/polyglot-windows-installation

Installation and setup of Polyglot package for Python 3 on Windows.

Primary LanguagePython

polyglot-windows-installation

Manual steps, explanation and automatic installation of the package "Polyglot" in any version of Python 3 on Windows.

  • To easily install the package in Windows, run the setup.bat file.

More information on this installation and its explanation can be seen below. This can also be done in a virtual environment, of any python 3 version. Information on creating virtual environments can be found on the Virtualenv Documentation, the Venv Documentation, or the Conda Environments Documentation.


Polyglot is a natural language pipeline that supports various languages, built for Linux and very useful for natural language processing of texts in non-english languages.
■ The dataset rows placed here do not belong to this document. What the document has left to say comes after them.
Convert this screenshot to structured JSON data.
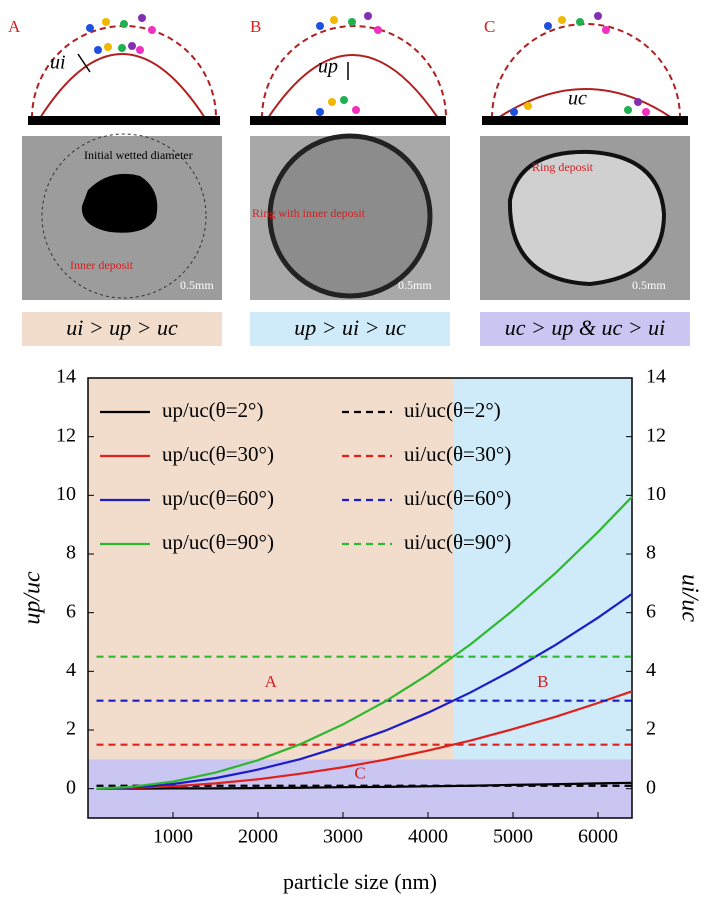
{
  "panels": [
    {
      "letter": "A",
      "velocity": "ui",
      "texts": [
        "Initial wetted diameter",
        "Inner deposit"
      ],
      "scale": "0.5mm",
      "condition": "ui > up > uc"
    },
    {
      "letter": "B",
      "velocity": "up",
      "texts": [
        "Ring with inner deposit"
      ],
      "scale": "0.5mm",
      "condition": "up > ui > uc"
    },
    {
      "letter": "C",
      "velocity": "uc",
      "texts": [
        "Ring deposit"
      ],
      "scale": "0.5mm",
      "condition": "uc > up & uc > ui"
    }
  ],
  "chart_data": {
    "type": "line",
    "x_label": "particle size (nm)",
    "y_label": "up/uc",
    "y2_label": "ui/uc",
    "x": [
      100,
      500,
      1000,
      1500,
      2000,
      2500,
      3000,
      3500,
      4000,
      4500,
      5000,
      5500,
      6000,
      6400
    ],
    "xlim": [
      0,
      6400
    ],
    "xticks": [
      1000,
      2000,
      3000,
      4000,
      5000,
      6000
    ],
    "ylim": [
      -1,
      14
    ],
    "yticks": [
      0,
      2,
      4,
      6,
      8,
      10,
      12,
      14
    ],
    "y2lim": [
      -1,
      14
    ],
    "y2ticks": [
      0,
      2,
      4,
      6,
      8,
      10,
      12,
      14
    ],
    "regions": [
      {
        "label": "A",
        "color": "#f2ddcc",
        "xlim": [
          0,
          4300
        ],
        "ylim": [
          1,
          14
        ]
      },
      {
        "label": "B",
        "color": "#cfeaf8",
        "xlim": [
          4300,
          6400
        ],
        "ylim": [
          1,
          14
        ]
      },
      {
        "label": "C",
        "color": "#c9c6f2",
        "xlim": [
          0,
          6400
        ],
        "ylim": [
          -1,
          1
        ]
      }
    ],
    "series": [
      {
        "name": "up/uc(θ=2°)",
        "color": "#000000",
        "dashed": false,
        "values": [
          0,
          0,
          0.01,
          0.01,
          0.02,
          0.03,
          0.05,
          0.06,
          0.08,
          0.1,
          0.13,
          0.15,
          0.18,
          0.2
        ]
      },
      {
        "name": "ui/uc(θ=2°)",
        "color": "#000000",
        "dashed": true,
        "axis": "y2",
        "values": [
          0.1,
          0.1,
          0.1,
          0.1,
          0.1,
          0.1,
          0.1,
          0.1,
          0.1,
          0.1,
          0.1,
          0.1,
          0.1,
          0.1
        ]
      },
      {
        "name": "up/uc(θ=30°)",
        "color": "#e0201c",
        "dashed": false,
        "values": [
          0,
          0.02,
          0.08,
          0.18,
          0.32,
          0.51,
          0.73,
          0.99,
          1.3,
          1.64,
          2.03,
          2.45,
          2.92,
          3.32
        ]
      },
      {
        "name": "ui/uc(θ=30°)",
        "color": "#e0201c",
        "dashed": true,
        "axis": "y2",
        "values": [
          1.5,
          1.5,
          1.5,
          1.5,
          1.5,
          1.5,
          1.5,
          1.5,
          1.5,
          1.5,
          1.5,
          1.5,
          1.5,
          1.5
        ]
      },
      {
        "name": "up/uc(θ=60°)",
        "color": "#1c1cc8",
        "dashed": false,
        "values": [
          0,
          0.04,
          0.16,
          0.36,
          0.65,
          1.01,
          1.46,
          1.98,
          2.59,
          3.28,
          4.05,
          4.9,
          5.83,
          6.64
        ]
      },
      {
        "name": "ui/uc(θ=60°)",
        "color": "#1c1cc8",
        "dashed": true,
        "axis": "y2",
        "values": [
          3,
          3,
          3,
          3,
          3,
          3,
          3,
          3,
          3,
          3,
          3,
          3,
          3,
          3
        ]
      },
      {
        "name": "up/uc(θ=90°)",
        "color": "#2eb82e",
        "dashed": false,
        "values": [
          0,
          0.06,
          0.24,
          0.55,
          0.97,
          1.52,
          2.19,
          2.98,
          3.89,
          4.92,
          6.08,
          7.35,
          8.75,
          9.95
        ]
      },
      {
        "name": "ui/uc(θ=90°)",
        "color": "#2eb82e",
        "dashed": true,
        "axis": "y2",
        "values": [
          4.5,
          4.5,
          4.5,
          4.5,
          4.5,
          4.5,
          4.5,
          4.5,
          4.5,
          4.5,
          4.5,
          4.5,
          4.5,
          4.5
        ]
      }
    ]
  }
}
The Polyglot Documentation explains how to install it on Linux, by installing its dependencies and running pip install polyglot in the terminal. However, as of September 2022, the package is still not stable for Windows OS, requiring either the use of a Windows Subsystem for Linux (WSL) or through various installations of dependencies and setup through the Command Prompt.

  • Using WSL

With the use of a virtual Linux environment in Windows, it is possible to run the regular installation of polyglot in a WSL virtual machine platform. Installation of the WSL can be done following the Microsoft Documentation.

This is a good solution, but may result in slower performance or conflict with running virtual environments in some cases.

  • On base Windows

If trying to install and use polyglot in Windows without the use of a virtual Linux machine, the process is more complex. This repo was created to offer an easy way to do this, by running the setup.bat file.
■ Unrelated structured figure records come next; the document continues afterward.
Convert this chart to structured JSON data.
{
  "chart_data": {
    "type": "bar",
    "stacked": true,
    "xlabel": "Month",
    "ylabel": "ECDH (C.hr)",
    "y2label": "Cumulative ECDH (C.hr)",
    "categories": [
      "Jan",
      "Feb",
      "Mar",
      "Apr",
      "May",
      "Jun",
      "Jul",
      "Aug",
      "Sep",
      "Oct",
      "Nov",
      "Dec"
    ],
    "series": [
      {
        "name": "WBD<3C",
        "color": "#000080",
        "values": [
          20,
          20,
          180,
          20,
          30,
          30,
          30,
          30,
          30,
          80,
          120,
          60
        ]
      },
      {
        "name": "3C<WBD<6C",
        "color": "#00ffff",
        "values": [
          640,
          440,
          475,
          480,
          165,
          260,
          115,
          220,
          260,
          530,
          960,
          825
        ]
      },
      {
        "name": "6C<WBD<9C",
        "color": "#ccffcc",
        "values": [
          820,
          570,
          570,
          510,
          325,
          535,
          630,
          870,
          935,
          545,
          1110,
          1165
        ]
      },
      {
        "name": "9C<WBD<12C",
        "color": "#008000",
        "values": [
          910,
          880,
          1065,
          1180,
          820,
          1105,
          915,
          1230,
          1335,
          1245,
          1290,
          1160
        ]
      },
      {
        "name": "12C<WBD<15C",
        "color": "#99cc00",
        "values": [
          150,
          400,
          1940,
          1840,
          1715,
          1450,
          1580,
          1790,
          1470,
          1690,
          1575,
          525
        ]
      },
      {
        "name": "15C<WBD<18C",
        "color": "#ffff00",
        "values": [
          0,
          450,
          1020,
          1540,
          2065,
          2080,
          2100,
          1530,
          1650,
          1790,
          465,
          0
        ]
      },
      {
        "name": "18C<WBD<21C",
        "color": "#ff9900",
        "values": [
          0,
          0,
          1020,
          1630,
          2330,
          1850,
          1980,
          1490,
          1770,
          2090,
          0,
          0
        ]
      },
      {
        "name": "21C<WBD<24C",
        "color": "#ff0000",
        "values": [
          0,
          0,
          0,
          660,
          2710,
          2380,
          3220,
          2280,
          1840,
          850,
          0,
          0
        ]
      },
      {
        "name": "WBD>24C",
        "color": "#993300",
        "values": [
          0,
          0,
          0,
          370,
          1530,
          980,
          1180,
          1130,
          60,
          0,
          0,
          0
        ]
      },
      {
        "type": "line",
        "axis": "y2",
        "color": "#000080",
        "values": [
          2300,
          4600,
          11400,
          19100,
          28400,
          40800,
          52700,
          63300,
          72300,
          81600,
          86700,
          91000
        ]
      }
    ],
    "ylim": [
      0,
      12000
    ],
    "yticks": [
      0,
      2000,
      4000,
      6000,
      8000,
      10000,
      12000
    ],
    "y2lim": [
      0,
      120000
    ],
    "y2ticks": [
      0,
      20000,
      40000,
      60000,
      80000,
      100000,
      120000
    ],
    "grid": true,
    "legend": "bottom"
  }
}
In case you prefer to run the installation step by step, the processa is as follows:

  1. Download of depencencies PyICU, pycld2, futures and Morfessor. Morfessor and futures wheels may be unnecessary in some cases. These two are already present in the wheels/ folder, and are built for all versions of Python 3. PyICU and pycld2 are version-specific according to which minor version of Python 3 you are using and can be accordingly downloaded from this Archive of Python Extension Packages.

    Within the get_dependencies.py script, which is called by setup.bat, these wheels are automatically downloaded according to the detected Python version of the interpreter. By changing this python script, you can input a specific version of each of these wheels for download, instead of downloading the default versions.
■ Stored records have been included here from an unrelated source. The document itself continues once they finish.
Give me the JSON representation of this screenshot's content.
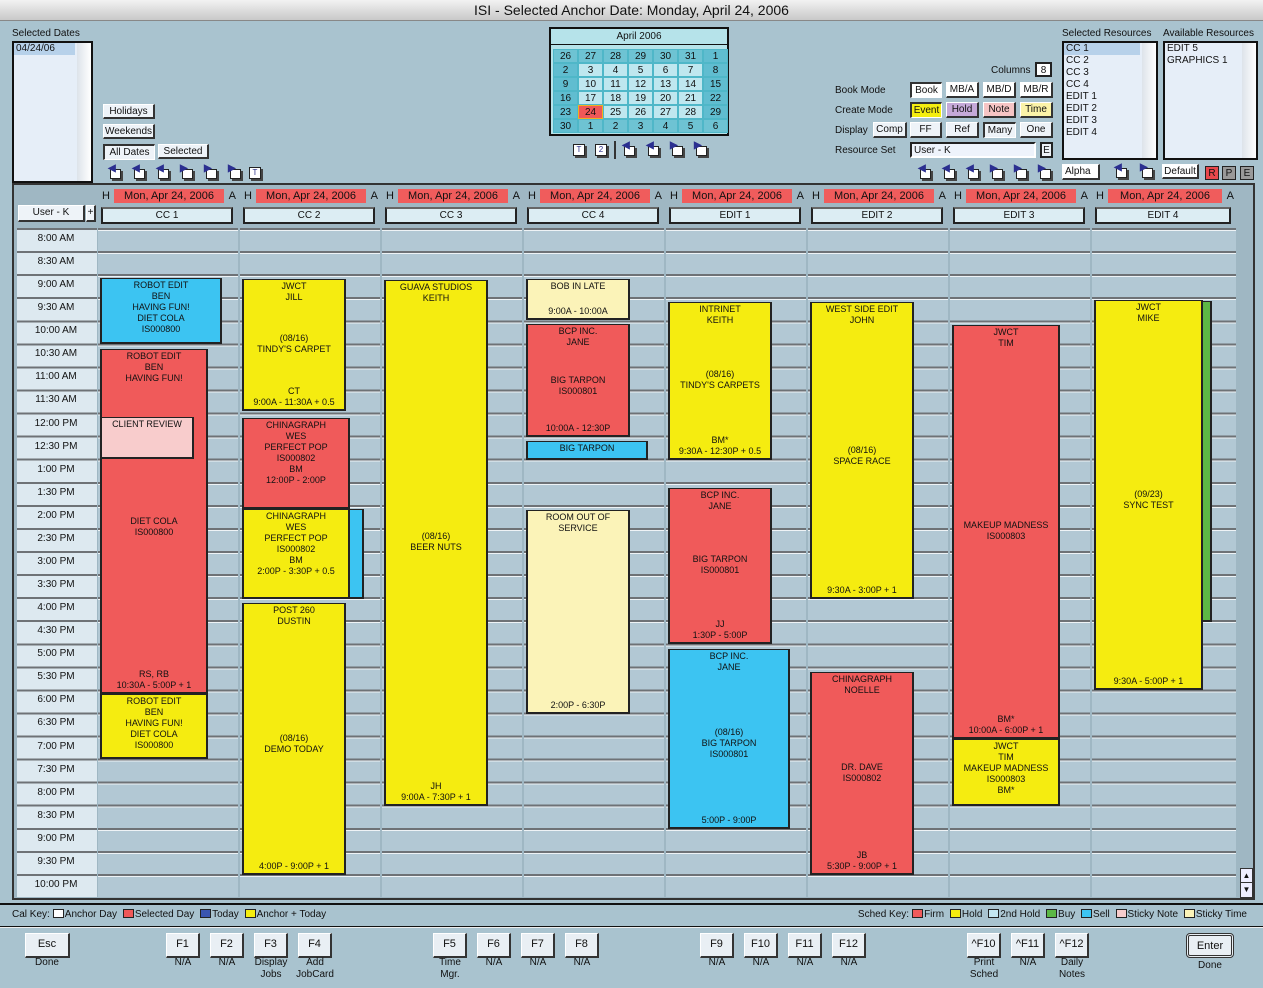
{
  "title": "ISI - Selected Anchor Date: Monday, April 24, 2006",
  "selected_dates": {
    "label": "Selected Dates",
    "items": [
      "04/24/06"
    ]
  },
  "date_buttons": {
    "holidays": "Holidays",
    "weekends": "Weekends",
    "all_dates": "All Dates",
    "selected": "Selected"
  },
  "calendar": {
    "month": "April 2006",
    "days": [
      "26",
      "27",
      "28",
      "29",
      "30",
      "31",
      "1",
      "2",
      "3",
      "4",
      "5",
      "6",
      "7",
      "8",
      "9",
      "10",
      "11",
      "12",
      "13",
      "14",
      "15",
      "16",
      "17",
      "18",
      "19",
      "20",
      "21",
      "22",
      "23",
      "24",
      "25",
      "26",
      "27",
      "28",
      "29",
      "30",
      "1",
      "2",
      "3",
      "4",
      "5",
      "6"
    ],
    "selected_day": "24",
    "today_icon": "T",
    "two_icon": "2"
  },
  "controls": {
    "columns_label": "Columns",
    "columns_value": "8",
    "book_mode_label": "Book Mode",
    "book_mode": [
      "Book",
      "MB/A",
      "MB/D",
      "MB/R"
    ],
    "create_mode_label": "Create Mode",
    "create_mode": [
      "Event",
      "Hold",
      "Note",
      "Time"
    ],
    "create_mode_colors": [
      "#f5ee10",
      "#c5a9d8",
      "#f6c4c4",
      "#fbf3a8"
    ],
    "display_label": "Display",
    "display": [
      "Comp",
      "FF",
      "Ref",
      "Many",
      "One"
    ],
    "resource_set_label": "Resource Set",
    "resource_set_value": "User - K",
    "resource_set_edit": "E"
  },
  "resources": {
    "selected_label": "Selected Resources",
    "selected": [
      "CC 1",
      "CC 2",
      "CC 3",
      "CC 4",
      "EDIT 1",
      "EDIT 2",
      "EDIT 3",
      "EDIT 4"
    ],
    "available_label": "Available Resources",
    "available": [
      "EDIT 5",
      "GRAPHICS 1"
    ],
    "alpha": "Alpha",
    "default": "Default",
    "r": "R",
    "p": "P",
    "e": "E"
  },
  "schedule": {
    "user_button": "User - K",
    "plus": "+",
    "columns": [
      {
        "date": "Mon, Apr 24, 2006",
        "resource": "CC 1"
      },
      {
        "date": "Mon, Apr 24, 2006",
        "resource": "CC 2"
      },
      {
        "date": "Mon, Apr 24, 2006",
        "resource": "CC 3"
      },
      {
        "date": "Mon, Apr 24, 2006",
        "resource": "CC 4"
      },
      {
        "date": "Mon, Apr 24, 2006",
        "resource": "EDIT 1"
      },
      {
        "date": "Mon, Apr 24, 2006",
        "resource": "EDIT 2"
      },
      {
        "date": "Mon, Apr 24, 2006",
        "resource": "EDIT 3"
      },
      {
        "date": "Mon, Apr 24, 2006",
        "resource": "EDIT 4"
      }
    ],
    "h_label": "H",
    "a_label": "A",
    "times": [
      "8:00 AM",
      "8:30 AM",
      "9:00 AM",
      "9:30 AM",
      "10:00 AM",
      "10:30 AM",
      "11:00 AM",
      "11:30 AM",
      "12:00 PM",
      "12:30 PM",
      "1:00 PM",
      "1:30 PM",
      "2:00 PM",
      "2:30 PM",
      "3:00 PM",
      "3:30 PM",
      "4:00 PM",
      "4:30 PM",
      "5:00 PM",
      "5:30 PM",
      "6:00 PM",
      "6:30 PM",
      "7:00 PM",
      "7:30 PM",
      "8:00 PM",
      "8:30 PM",
      "9:00 PM",
      "9:30 PM",
      "10:00 PM"
    ],
    "events": [
      {
        "col": 0,
        "type": "Sell",
        "start": 9.05,
        "end": 10.47,
        "top": "ROBOT EDIT\nBEN\nHAVING FUN!\nDIET COLA\nIS000800",
        "mid": "",
        "bottom": ""
      },
      {
        "col": 0,
        "type": "Firm",
        "start": 10.58,
        "end": 18.06,
        "top": "ROBOT EDIT\nBEN\nHAVING FUN!",
        "mid": "DIET COLA\nIS000800",
        "bottom": "RS, RB\n10:30A - 5:00P + 1"
      },
      {
        "col": 0,
        "type": "Sticky Note",
        "start": 12.05,
        "end": 12.96,
        "top": "CLIENT REVIEW",
        "mid": "",
        "bottom": ""
      },
      {
        "col": 0,
        "type": "Hold",
        "start": 18.06,
        "end": 19.46,
        "top": "ROBOT EDIT\nBEN\nHAVING FUN!\nDIET COLA\nIS000800",
        "mid": "",
        "bottom": ""
      },
      {
        "col": 1,
        "type": "Hold",
        "start": 9.06,
        "end": 11.92,
        "top": "JWCT\nJILL",
        "mid": "(08/16)\nTINDY'S CARPET",
        "bottom": "CT\n9:00A - 11:30A + 0.5"
      },
      {
        "col": 1,
        "type": "Firm",
        "start": 12.07,
        "end": 14.05,
        "top": "CHINAGRAPH\nWES\nPERFECT POP\nIS000802\nBM\n12:00P - 2:00P",
        "mid": "",
        "bottom": ""
      },
      {
        "col": 1,
        "type": "Sell",
        "start": 14.05,
        "end": 16.0,
        "top": "",
        "mid": "",
        "bottom": ""
      },
      {
        "col": 1,
        "type": "Hold",
        "start": 14.05,
        "end": 16.0,
        "top": "CHINAGRAPH\nWES\nPERFECT POP\nIS000802\nBM\n2:00P - 3:30P + 0.5",
        "mid": "",
        "bottom": ""
      },
      {
        "col": 1,
        "type": "Hold",
        "start": 16.08,
        "end": 21.98,
        "top": "POST 260\nDUSTIN",
        "mid": "(08/16)\nDEMO TODAY",
        "bottom": "4:00P - 9:00P + 1"
      },
      {
        "col": 2,
        "type": "Hold",
        "start": 9.08,
        "end": 20.48,
        "top": "GUAVA STUDIOS\nKEITH",
        "mid": "(08/16)\nBEER NUTS",
        "bottom": "JH\n9:00A - 7:30P + 1"
      },
      {
        "col": 3,
        "type": "Sticky Time",
        "start": 9.06,
        "end": 9.95,
        "top": "BOB IN LATE",
        "mid": "",
        "bottom": "9:00A - 10:00A"
      },
      {
        "col": 3,
        "type": "Firm",
        "start": 10.04,
        "end": 12.49,
        "top": "BCP INC.\nJANE",
        "mid": "BIG TARPON\nIS000801",
        "bottom": "10:00A - 12:30P"
      },
      {
        "col": 3,
        "type": "Sell",
        "start": 12.57,
        "end": 12.98,
        "top": "BIG TARPON",
        "mid": "",
        "bottom": ""
      },
      {
        "col": 3,
        "type": "Sticky Time",
        "start": 14.07,
        "end": 18.49,
        "top": "ROOM OUT OF\nSERVICE",
        "mid": "",
        "bottom": "2:00P - 6:30P"
      },
      {
        "col": 4,
        "type": "Hold",
        "start": 9.56,
        "end": 12.98,
        "top": "INTRINET\nKEITH",
        "mid": "(08/16)\nTINDY'S CARPETS",
        "bottom": "BM*\n9:30A - 12:30P + 0.5"
      },
      {
        "col": 4,
        "type": "Firm",
        "start": 13.59,
        "end": 16.97,
        "top": "BCP INC.\nJANE",
        "mid": "BIG TARPON\nIS000801",
        "bottom": "JJ\n1:30P - 5:00P"
      },
      {
        "col": 4,
        "type": "Sell",
        "start": 17.08,
        "end": 20.98,
        "top": "BCP INC.\nJANE",
        "mid": "(08/16)\nBIG TARPON\nIS000801",
        "bottom": "5:00P - 9:00P"
      },
      {
        "col": 5,
        "type": "Hold",
        "start": 9.56,
        "end": 16.0,
        "top": "WEST SIDE EDIT\nJOHN",
        "mid": "(08/16)\nSPACE RACE",
        "bottom": "9:30A - 3:00P + 1"
      },
      {
        "col": 5,
        "type": "Firm",
        "start": 17.58,
        "end": 21.98,
        "top": "CHINAGRAPH\nNOELLE",
        "mid": "DR. DAVE\nIS000802",
        "bottom": "JB\n5:30P - 9:00P + 1"
      },
      {
        "col": 6,
        "type": "Firm",
        "start": 10.06,
        "end": 19.03,
        "top": "JWCT\nTIM",
        "mid": "MAKEUP MADNESS\nIS000803",
        "bottom": "BM*\n10:00A - 6:00P + 1"
      },
      {
        "col": 6,
        "type": "Hold",
        "start": 19.03,
        "end": 20.48,
        "top": "JWCT\nTIM\nMAKEUP MADNESS\nIS000803\nBM*",
        "mid": "",
        "bottom": ""
      },
      {
        "col": 7,
        "type": "Buy",
        "start": 9.54,
        "end": 16.5,
        "top": "",
        "mid": "",
        "bottom": ""
      },
      {
        "col": 7,
        "type": "Hold",
        "start": 9.52,
        "end": 17.97,
        "top": "JWCT\nMIKE",
        "mid": "(09/23)\nSYNC TEST",
        "bottom": "9:30A - 5:00P + 1"
      }
    ]
  },
  "cal_key": {
    "label": "Cal Key:",
    "items": [
      {
        "label": "Anchor Day",
        "color": "#ffffff"
      },
      {
        "label": "Selected Day",
        "color": "#f05858"
      },
      {
        "label": "Today",
        "color": "#3a55b0"
      },
      {
        "label": "Anchor + Today",
        "color": "#f5ee10"
      }
    ]
  },
  "sched_key": {
    "label": "Sched Key:",
    "items": [
      {
        "label": "Firm",
        "color": "#f05a5a"
      },
      {
        "label": "Hold",
        "color": "#f5ec10"
      },
      {
        "label": "2nd Hold",
        "color": "#c4e6f0"
      },
      {
        "label": "Buy",
        "color": "#5cb845"
      },
      {
        "label": "Sell",
        "color": "#3cc4f2"
      },
      {
        "label": "Sticky Note",
        "color": "#f8cccc"
      },
      {
        "label": "Sticky Time",
        "color": "#fbf3b8"
      }
    ]
  },
  "function_keys": [
    {
      "key": "Esc",
      "label": "Done"
    },
    {
      "key": "F1",
      "label": "N/A"
    },
    {
      "key": "F2",
      "label": "N/A"
    },
    {
      "key": "F3",
      "label": "Display\nJobs"
    },
    {
      "key": "F4",
      "label": "Add\nJobCard"
    },
    {
      "key": "F5",
      "label": "Time\nMgr."
    },
    {
      "key": "F6",
      "label": "N/A"
    },
    {
      "key": "F7",
      "label": "N/A"
    },
    {
      "key": "F8",
      "label": "N/A"
    },
    {
      "key": "F9",
      "label": "N/A"
    },
    {
      "key": "F10",
      "label": "N/A"
    },
    {
      "key": "F11",
      "label": "N/A"
    },
    {
      "key": "F12",
      "label": "N/A"
    },
    {
      "key": "^F10",
      "label": "Print\nSched"
    },
    {
      "key": "^F11",
      "label": "N/A"
    },
    {
      "key": "^F12",
      "label": "Daily\nNotes"
    },
    {
      "key": "Enter",
      "label": "Done"
    }
  ]
}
  2. Installation of dependencies using

    python -m pip install [path/to/downloaded/wheel.whl]
    

    In some cases, it is possible to simply run pip install [wheel.whl] or pip3 install [wheel.whl], though these may not work in all cases.

    This is also automated within the get_dependencies.py script for each of the four wheels required.

  3. Setup of the polyglot package itself directly from the GitHub Repo.

    git clone https://github.com/aboSamoor/polyglot.git
    cd polyglot
    python setup.py install
    

    This is done automatically within the setup.bat file. After the setup is finished, the created folder is also removed, because it is no longer necessary.

With this the package is installed on Windows and can be tested by running in Python:

from polyglot.text import Text

Errors may be the result of failed installation of dependencies or unsupported versions of packages.


  • Installing specific language models

When using polyglot for parts-of-speech tagging in languages other than english, it is necessary to install the respective embeddings2 and pos2 models. For example, to use portuguese (pt) parts-of-speech tagging, you need to run in the Command Prompt or Terminal:

polyglot download embedding2.pt pos2.pt

More information on languages and parts-of-speech tagging can be found in the POS Documentation, Model Download Documentation and in the Universal POS Tables.